Musselmani didn’t know these historical details when he started learning Mexican cooking.

But slowly over the years, the similarities became apparent to the chef.

He points to one of his favorite Yemeni delicacies, aseed, a high-carb Yemeni delicacy made using flour, salt and boiled water and often smothered in some sort of protein. The dish is usually served with a salsa-like condiment that he likens to any table salsa found at Mexican restaurants.

“It’s like jalapeño, tomato and onions blended up in a food processor,” he says. “It looks like salsa—it’s so weird but it’s just fresh flavors they probably mashed in a mortar and pestle back in the day. And when you think about it, it’s the same thing in Mexico.”

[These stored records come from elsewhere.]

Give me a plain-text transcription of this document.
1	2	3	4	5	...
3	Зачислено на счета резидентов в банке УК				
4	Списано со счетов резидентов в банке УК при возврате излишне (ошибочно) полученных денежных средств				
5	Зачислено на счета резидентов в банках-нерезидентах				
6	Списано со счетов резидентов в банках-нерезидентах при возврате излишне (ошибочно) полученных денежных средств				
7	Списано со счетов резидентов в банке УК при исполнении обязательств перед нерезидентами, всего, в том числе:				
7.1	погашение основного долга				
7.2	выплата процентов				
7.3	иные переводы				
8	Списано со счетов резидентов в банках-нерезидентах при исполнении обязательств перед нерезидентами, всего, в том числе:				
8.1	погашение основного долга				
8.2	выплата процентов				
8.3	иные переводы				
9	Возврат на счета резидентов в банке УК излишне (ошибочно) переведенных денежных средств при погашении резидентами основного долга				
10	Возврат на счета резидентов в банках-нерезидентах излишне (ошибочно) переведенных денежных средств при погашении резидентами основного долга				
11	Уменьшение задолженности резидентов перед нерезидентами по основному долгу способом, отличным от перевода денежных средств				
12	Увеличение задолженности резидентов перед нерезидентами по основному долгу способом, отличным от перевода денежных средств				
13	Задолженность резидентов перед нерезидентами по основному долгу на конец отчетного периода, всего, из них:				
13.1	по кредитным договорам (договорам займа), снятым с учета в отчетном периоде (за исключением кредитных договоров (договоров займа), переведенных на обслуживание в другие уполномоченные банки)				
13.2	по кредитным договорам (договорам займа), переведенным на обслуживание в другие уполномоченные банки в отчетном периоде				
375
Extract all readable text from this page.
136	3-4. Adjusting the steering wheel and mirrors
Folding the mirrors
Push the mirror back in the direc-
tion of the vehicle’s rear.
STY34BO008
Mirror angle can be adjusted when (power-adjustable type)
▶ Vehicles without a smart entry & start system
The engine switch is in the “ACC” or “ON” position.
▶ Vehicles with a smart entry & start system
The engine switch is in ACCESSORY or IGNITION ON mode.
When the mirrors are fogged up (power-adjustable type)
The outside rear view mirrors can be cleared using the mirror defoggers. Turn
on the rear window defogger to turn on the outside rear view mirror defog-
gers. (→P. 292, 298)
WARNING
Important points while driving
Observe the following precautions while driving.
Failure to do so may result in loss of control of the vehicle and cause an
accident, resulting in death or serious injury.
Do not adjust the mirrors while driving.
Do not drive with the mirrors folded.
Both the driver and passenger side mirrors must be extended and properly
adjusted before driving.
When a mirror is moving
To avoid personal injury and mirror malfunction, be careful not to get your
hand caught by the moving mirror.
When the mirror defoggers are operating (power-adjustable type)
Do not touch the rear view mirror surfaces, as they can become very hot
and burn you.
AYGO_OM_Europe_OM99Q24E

On a trip to North Carolina last winter to cater a private dinner event at a military base, Musselmani made another valuable connection when the TSA confiscated some of his spices.

Desperate for last-minute ingredients, he stopped into one of the few Arabic shops in the area to replenish his supplies. It was there that he met a group of women covered with headscarves who, with their similar olive-toned skin, he assumed were Arab.

“I asked if they were Arabic and they were like, ‘No, we’re Mexican,’” says Musselmani. “I really didn’t know there were Mexican Muslims and they told me there was a huge population in the Texas area. I had never heard that in my life.”